Mc 10,2-16 |
Juventud, divino tesoro. Nuestra experiencia nos dice que los niños son limpios, puros, soñadores e ilusionados y cargados de buenas intenciones. Tienen buenos principios, son solidarios, compasivos y buenos. Inocentes e indefensos y se protegen en sus padres. Son criaturas de Dios que en la medida que crecen y maduran no lo hacen de acuerdo con la Voluntad de Dios. Tendríamos que preguntarnos, ¿qué sucede en ese paso de niño a joven, y de joven a adulto?
Es evidente que algo ocurre dentro de nosotros que nos hace mal y nos desvía de la ruta que tenemos sellada en nuestros corazones. Posiblemente, junto a la buena semilla sembrada en nuestros corazones, crece la mala hierba - el pecado - que el demonio ha sembrado. Y nuestro crecer y madurar se ve amenazado y tentado por esa mala hierba que nos ahoga, nos arrastra y nos transforma.

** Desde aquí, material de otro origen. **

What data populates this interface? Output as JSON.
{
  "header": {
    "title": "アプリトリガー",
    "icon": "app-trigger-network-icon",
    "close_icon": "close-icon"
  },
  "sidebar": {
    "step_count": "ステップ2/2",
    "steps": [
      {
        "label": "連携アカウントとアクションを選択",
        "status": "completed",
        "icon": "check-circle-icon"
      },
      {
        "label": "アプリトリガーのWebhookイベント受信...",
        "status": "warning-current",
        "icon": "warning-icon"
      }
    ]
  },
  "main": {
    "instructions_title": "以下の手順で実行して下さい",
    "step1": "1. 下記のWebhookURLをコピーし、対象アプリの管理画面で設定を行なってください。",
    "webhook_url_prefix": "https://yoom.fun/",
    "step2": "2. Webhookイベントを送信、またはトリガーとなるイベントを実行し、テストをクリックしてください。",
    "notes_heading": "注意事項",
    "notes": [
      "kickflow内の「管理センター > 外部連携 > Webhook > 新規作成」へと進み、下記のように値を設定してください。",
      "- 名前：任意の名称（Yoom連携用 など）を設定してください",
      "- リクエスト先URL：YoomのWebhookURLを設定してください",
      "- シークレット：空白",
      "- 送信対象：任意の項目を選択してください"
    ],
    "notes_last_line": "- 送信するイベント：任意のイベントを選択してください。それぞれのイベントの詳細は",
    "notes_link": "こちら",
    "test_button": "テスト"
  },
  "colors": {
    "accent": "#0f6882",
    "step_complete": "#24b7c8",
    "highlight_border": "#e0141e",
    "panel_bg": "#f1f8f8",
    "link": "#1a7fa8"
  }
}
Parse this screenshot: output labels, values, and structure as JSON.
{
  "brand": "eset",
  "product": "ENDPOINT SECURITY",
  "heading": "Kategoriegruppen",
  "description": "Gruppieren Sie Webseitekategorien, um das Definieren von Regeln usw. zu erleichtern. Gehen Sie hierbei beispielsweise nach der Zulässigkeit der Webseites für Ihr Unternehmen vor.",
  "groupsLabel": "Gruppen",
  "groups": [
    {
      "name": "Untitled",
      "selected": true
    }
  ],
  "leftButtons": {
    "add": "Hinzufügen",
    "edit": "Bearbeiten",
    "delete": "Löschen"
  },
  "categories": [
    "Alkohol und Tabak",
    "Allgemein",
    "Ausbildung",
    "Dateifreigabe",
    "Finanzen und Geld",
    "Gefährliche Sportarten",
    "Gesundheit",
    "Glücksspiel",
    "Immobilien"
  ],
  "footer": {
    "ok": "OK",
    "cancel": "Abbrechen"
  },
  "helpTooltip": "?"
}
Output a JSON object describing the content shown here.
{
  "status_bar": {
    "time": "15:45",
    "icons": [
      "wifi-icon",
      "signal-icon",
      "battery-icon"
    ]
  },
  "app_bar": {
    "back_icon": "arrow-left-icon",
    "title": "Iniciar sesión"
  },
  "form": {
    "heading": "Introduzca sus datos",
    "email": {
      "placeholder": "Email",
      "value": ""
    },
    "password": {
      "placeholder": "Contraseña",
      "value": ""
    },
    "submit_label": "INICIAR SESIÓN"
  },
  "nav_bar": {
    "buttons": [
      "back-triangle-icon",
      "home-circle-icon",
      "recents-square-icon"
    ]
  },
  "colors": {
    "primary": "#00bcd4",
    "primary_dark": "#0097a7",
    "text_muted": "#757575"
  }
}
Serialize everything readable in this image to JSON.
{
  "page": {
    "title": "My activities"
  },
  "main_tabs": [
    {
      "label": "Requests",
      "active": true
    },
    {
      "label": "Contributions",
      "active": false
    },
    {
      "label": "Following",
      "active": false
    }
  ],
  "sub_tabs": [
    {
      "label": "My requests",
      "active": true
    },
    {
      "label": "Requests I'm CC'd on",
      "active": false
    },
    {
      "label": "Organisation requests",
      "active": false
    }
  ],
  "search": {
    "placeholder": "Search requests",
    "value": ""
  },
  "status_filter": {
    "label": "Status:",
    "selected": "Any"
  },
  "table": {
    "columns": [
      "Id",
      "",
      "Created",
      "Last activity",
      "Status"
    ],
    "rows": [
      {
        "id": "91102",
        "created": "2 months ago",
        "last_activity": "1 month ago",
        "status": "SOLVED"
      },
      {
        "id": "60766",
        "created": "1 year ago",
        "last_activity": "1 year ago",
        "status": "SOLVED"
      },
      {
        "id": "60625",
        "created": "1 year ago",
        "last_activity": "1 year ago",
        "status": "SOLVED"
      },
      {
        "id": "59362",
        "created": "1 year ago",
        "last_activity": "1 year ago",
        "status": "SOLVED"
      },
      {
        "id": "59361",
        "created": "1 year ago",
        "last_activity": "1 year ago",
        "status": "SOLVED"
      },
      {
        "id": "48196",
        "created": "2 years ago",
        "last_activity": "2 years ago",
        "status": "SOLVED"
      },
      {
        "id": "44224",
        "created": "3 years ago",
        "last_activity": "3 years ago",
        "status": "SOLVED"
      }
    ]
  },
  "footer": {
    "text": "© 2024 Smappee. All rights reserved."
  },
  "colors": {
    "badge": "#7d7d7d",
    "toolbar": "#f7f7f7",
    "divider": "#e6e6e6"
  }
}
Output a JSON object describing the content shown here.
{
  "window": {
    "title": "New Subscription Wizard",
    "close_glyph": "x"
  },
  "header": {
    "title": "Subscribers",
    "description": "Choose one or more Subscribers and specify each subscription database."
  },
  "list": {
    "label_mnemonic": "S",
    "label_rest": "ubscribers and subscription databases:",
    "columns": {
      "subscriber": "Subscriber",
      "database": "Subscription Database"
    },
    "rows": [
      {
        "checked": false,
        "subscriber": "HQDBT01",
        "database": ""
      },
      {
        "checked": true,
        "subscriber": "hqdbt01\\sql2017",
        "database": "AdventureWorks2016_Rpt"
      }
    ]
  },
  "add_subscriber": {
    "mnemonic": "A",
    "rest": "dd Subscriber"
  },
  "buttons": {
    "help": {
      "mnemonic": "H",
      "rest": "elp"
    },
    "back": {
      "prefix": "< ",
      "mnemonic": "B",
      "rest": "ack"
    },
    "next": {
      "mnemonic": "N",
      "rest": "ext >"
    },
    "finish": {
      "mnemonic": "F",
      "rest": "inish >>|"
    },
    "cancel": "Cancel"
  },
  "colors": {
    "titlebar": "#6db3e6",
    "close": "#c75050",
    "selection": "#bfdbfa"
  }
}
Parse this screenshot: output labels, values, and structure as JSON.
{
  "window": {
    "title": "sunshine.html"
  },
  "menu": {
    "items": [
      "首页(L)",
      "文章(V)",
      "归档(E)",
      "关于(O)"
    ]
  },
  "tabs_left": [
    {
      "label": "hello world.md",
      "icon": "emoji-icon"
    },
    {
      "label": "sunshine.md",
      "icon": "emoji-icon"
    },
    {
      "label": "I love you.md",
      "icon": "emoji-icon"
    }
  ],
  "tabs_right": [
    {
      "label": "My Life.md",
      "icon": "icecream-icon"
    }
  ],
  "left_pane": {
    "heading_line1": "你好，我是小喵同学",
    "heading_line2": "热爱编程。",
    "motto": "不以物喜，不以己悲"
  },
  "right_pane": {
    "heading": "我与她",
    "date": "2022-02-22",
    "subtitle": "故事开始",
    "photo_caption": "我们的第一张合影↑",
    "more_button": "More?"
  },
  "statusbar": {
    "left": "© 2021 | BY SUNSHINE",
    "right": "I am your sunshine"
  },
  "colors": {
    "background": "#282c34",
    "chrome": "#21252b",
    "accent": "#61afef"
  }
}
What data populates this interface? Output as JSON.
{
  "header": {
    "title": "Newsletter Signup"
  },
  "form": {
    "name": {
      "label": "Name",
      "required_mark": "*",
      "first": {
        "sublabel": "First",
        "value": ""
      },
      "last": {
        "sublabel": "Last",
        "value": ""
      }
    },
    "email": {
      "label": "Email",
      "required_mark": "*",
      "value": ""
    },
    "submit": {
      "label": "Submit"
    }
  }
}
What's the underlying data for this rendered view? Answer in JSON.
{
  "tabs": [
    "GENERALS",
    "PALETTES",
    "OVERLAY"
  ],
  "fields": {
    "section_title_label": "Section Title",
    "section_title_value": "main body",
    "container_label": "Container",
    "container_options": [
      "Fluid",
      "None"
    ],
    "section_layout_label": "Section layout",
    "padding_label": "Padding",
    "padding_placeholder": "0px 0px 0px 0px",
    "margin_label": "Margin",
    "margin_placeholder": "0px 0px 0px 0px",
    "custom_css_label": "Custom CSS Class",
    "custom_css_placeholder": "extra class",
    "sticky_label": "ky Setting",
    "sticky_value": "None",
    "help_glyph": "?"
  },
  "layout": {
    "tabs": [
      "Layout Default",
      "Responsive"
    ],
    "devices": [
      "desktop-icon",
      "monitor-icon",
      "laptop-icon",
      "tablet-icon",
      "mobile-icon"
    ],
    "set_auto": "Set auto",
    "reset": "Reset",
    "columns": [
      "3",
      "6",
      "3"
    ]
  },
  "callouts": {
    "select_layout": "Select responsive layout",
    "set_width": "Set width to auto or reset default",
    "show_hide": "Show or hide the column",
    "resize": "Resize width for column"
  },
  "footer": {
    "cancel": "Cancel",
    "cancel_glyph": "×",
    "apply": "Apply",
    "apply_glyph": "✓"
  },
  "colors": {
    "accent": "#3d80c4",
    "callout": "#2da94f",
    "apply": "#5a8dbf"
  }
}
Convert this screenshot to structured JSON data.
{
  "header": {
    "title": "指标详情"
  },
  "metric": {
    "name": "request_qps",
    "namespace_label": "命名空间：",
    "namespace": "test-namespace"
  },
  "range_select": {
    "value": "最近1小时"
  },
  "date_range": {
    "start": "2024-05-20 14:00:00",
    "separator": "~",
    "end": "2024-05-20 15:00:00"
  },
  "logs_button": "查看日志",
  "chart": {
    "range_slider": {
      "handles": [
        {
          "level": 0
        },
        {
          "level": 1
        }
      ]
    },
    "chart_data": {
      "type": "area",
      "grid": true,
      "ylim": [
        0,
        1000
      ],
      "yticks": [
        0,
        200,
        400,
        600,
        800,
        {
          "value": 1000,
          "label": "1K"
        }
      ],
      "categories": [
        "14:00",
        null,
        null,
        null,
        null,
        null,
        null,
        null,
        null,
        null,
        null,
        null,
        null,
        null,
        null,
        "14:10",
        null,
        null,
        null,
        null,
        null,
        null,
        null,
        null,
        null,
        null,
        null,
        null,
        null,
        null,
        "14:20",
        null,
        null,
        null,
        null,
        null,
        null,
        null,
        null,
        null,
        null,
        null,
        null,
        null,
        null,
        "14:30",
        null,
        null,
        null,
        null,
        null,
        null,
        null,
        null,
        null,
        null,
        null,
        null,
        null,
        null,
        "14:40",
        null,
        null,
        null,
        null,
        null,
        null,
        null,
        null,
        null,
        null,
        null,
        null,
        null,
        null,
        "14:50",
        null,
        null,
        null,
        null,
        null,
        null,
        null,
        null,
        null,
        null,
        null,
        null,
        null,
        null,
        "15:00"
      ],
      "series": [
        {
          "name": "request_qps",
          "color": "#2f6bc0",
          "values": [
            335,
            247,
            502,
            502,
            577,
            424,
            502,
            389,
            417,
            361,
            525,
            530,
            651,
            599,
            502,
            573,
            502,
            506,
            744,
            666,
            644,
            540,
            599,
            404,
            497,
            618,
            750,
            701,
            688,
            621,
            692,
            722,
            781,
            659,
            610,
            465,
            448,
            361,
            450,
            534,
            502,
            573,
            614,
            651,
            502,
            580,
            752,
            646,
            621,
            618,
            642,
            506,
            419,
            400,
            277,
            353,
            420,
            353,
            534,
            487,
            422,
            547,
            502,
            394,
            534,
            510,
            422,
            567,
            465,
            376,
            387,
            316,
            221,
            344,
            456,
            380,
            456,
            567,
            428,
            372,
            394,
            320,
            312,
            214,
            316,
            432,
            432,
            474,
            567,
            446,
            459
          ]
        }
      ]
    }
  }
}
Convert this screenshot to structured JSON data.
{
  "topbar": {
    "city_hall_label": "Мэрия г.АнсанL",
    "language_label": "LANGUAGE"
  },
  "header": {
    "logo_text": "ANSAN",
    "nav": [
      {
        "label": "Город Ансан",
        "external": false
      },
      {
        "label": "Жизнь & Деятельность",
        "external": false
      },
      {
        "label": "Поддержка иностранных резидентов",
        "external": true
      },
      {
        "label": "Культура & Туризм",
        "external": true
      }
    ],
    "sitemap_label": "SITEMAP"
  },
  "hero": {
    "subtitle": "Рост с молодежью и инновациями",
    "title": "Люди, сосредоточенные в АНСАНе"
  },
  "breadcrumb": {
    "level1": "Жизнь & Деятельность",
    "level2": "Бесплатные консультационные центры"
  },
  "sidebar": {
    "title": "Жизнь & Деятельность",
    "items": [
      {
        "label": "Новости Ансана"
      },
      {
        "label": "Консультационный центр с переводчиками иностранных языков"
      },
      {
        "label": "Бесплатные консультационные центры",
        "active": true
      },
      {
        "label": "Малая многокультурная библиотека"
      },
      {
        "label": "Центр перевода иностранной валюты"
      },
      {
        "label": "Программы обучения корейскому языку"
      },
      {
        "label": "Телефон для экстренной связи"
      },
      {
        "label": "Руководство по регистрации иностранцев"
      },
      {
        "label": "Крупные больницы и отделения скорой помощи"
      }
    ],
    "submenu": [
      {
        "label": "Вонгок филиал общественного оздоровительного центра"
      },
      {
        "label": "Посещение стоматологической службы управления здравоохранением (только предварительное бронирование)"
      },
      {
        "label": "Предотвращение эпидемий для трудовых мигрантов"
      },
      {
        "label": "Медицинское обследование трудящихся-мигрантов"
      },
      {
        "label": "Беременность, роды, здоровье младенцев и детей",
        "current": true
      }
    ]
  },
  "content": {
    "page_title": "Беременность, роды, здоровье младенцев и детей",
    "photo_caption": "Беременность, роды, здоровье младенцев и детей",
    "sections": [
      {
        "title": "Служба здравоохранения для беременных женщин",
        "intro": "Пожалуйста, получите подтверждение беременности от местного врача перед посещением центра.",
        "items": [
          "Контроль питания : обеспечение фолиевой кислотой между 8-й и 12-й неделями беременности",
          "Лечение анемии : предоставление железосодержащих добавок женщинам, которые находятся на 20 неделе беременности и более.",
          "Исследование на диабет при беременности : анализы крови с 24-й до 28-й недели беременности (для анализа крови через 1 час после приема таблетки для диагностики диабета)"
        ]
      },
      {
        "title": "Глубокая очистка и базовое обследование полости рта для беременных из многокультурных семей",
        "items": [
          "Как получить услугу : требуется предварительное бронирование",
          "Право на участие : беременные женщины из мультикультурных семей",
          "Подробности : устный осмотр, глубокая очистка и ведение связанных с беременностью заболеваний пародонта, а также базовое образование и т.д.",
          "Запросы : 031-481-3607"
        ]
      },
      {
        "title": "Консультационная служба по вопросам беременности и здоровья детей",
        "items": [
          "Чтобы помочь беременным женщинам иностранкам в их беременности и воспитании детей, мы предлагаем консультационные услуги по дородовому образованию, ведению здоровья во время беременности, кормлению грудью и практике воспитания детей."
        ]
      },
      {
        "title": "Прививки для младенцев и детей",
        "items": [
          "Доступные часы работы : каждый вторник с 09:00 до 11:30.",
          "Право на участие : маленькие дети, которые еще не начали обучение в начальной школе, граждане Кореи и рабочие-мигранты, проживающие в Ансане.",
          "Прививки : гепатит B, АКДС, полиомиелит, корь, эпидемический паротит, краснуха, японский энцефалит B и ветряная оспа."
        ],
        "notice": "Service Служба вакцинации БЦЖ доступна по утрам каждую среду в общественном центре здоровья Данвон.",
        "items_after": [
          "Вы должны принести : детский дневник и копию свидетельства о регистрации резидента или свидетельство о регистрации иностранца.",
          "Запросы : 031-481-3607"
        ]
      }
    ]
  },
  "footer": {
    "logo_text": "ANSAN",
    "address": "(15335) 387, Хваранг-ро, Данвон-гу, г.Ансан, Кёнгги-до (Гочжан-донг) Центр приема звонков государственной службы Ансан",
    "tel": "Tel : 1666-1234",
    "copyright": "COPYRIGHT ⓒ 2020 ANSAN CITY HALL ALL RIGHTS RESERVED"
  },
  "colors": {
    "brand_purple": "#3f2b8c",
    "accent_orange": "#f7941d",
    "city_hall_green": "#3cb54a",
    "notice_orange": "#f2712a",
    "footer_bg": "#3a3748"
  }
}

El cansancio del camino, el polvo que nos incomoda, la rutina de siempre lo mismo y la indiferencia que se va apoderando de nuestra alma terminan por agotar y paralizar nuestras inquietudes e ilusiones que traíamos desde nuestra infancia y juventud, y nos retiramos a descansar en las seducciones de este mundo. Abrimos la puerta ancha y pasamos a caminar de forma más despreocupada e indiferente a la presencia de Dios en nosotros. Y, en consecuencia, nuestro corazón se endurece y se individualiza egoístamente.
Con un corazón endurecido e irreconciliable la semilla del divorcio hace presencia. El fruto del amor se ha podrido y buscamos, no el amor ágape, sino el placer, el gozo y nuestras propias satisfacciones. No se busca el compartir y la unidad, sino la propia satisfacción individual. Y nace esa soledad contraria a la propia esencia del ser humano, que es unidad, compartir, amor. Porque, desde el principio el hombre y la mujer fueron creados para unirse y amarse y, en consecuencia, procrearse. La familia, la célula de la sociedad. Y esa familia, de donde nace la sociedad, necesita compromiso y unidad.